A Baltimore pastor is planning on walking 40 miles from his house of worship to Washington on Presidents Day to advocate for exploring reparations for slavery.
The Rev. Robert Turner — still relatively new as leader of the Empowerment Temple AME Church in West Baltimore — plans to begin the grueling journey at 3 a.m., walking most of the way to his destination along U.S. Route 1, and arrive at the front gates of the White House 12 to 14 hours later.
There, he plans to join a group of other activists from across the country to urge President Joe Biden to issue an executive order that would establish a commission to study the effects of slavery on African Americans over the past 400 years and explore ways in which the U.S. government might compensate for the damage done.
“America had 16 presidents who presided over slavery,” the 40-year-old pastor said in an interview with The Baltimore Sun on Friday. “Thirty presidents later, President Biden has the opportunity, and an obligation, to make right on what America has gotten so badly wrong since 1776, her mistreatment of Black people.”
Turner said his quest is his way of pressing for action on HR 40, a bill sponsored by Texas Democratic Congresswoman Sheila Jackson Lee — and backed by nearly 200 cosponsors —that proposes creating such a commission.
The bill, a political hot potato given the intense debate over reparations, was introduced before the House Judiciary Committee in January 2021 but has not been taken to the House floor for a vote.
With the new Republican majority in Congress, Turner says he sees the possibility of the bill being taken up and passed as “almost nil” at this stage, but Biden has the opportunity to act on the matter unilaterally.
Turner argues that the U.S. has provided compensation for other oppressed groups in the past. He cited the Indian Claims Commission Act of 1946, which provided some $1.3 billion in reparations to Native Americans; the Civil Liberties Act of 1988, which issued an apology for the internment camps of World War II and provided restitution for 60,000 Japanese Americans who had survived them, and the JUST Act of 2018, which formalized the nation’s support for securing compensation for victims of the Holocaust.
Turner said he supports all those efforts, however financially insufficient they may have been, but said it’s “long past time” for African Americans to be considered for similar repayment given the atrocities of slavery and the generations of systemic racism that followed.
“We’ve never had a president even apologize for slavery, let alone offer reparations, to African Americans,” he said. “We can do it for all these other groups, why not for Black folks?”
Ron Daniels is facilitator for the HR-40 Strategy Group, a coalition of progressive organizations that support passage of the bill, either through the legislative process or by presidential executive order.

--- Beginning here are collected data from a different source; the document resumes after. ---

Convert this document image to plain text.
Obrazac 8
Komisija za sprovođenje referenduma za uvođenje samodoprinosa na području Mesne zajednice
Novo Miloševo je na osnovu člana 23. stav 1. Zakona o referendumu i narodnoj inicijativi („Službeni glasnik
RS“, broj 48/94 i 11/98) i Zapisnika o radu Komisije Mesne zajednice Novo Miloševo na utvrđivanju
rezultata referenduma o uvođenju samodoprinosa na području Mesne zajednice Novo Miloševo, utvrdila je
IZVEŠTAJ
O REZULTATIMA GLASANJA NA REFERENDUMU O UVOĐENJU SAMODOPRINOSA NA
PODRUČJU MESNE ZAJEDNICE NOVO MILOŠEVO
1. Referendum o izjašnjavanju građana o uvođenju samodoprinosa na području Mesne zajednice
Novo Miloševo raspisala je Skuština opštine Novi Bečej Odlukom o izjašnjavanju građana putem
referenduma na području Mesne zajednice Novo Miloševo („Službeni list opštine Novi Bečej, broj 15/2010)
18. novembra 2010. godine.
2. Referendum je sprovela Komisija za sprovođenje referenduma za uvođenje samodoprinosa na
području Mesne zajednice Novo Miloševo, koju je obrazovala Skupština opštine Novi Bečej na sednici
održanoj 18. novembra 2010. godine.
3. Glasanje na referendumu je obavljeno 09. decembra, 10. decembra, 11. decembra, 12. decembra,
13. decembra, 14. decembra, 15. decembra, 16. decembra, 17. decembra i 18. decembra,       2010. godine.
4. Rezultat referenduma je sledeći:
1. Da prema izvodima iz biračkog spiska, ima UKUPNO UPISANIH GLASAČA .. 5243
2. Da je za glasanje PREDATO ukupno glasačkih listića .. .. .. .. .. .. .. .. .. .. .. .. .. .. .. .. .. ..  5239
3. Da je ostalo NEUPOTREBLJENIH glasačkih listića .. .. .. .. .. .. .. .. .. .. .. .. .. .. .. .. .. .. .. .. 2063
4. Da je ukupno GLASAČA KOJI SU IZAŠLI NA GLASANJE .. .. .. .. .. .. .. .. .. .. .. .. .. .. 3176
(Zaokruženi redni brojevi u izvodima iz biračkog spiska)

Daniels said after the group learned of Turner’s plan, it has helped with mapping and other logistics for his walk, which they view as a “very, very courageous moral act” that could turn the tide in the debate over reparations.
“This could be the act that galvanizes the imagination of enough people that it could end up getting done,” Daniels said. “It would be President Biden’s equivalent of signing an emancipation proclamation.”
Turner’s walk Monday will mark the fifth time he has made the trek as leader of Empowerment Temple, a predominantly African American congregation. He completed it for the first time on Indigenous People’s Day in October and repeated it on Thanksgiving, Christmas and Martin Luther King Jr. Day, each time connecting the themes of those holidays to reparations.
Before moving to Baltimore in late 2021, Turner served as senior pastor of Historic Vernon AME Church in Tulsa, where for two years he answered what he describes as a call from God by spending Wednesday evenings on the steps of city hall calling on the “city, state and nation” to recognize their part in the Tulsa Race Massacre of 1921, a tragedy that left hundreds of African Americans dead, thousands injured and some 10,000 homeless. Obscure at first, the campaign eventually drew national and global news coverage.
Turner said he received a similar call to make the reparation walks not long after moving to Baltimore, when he looked at a map and realized the distance to Washington is about 40 miles — a number that reminded him of the 40 acres and a mule once promised to formerly enslaved people but never delivered.
On Monday he’ll carry a wreath of 400 roses, to commemorate the years since slavery began in the U.S., as he makes his way along the busy traffic on Route 1 to the nation’s capital.
Representatives of the National African American Reparations Commission, the National Council of Churches, the Japanese American Citizens League and about 20 other groups in favor of the billhave committed to meeting Turner at the White House.
Known for his booming voice in the pulpit, the 6-foot-6-inch Turner is self-deprecating when it comes to the walks, which he says always consume at least one pair of sneakers and for which he has never trained.
“I’m the last person you’d think would do something like this; I eat too many cheeseburgers,” he said with a laugh. “But God sustains me along the way. I’m going to keep doing it until he tells me to stop.”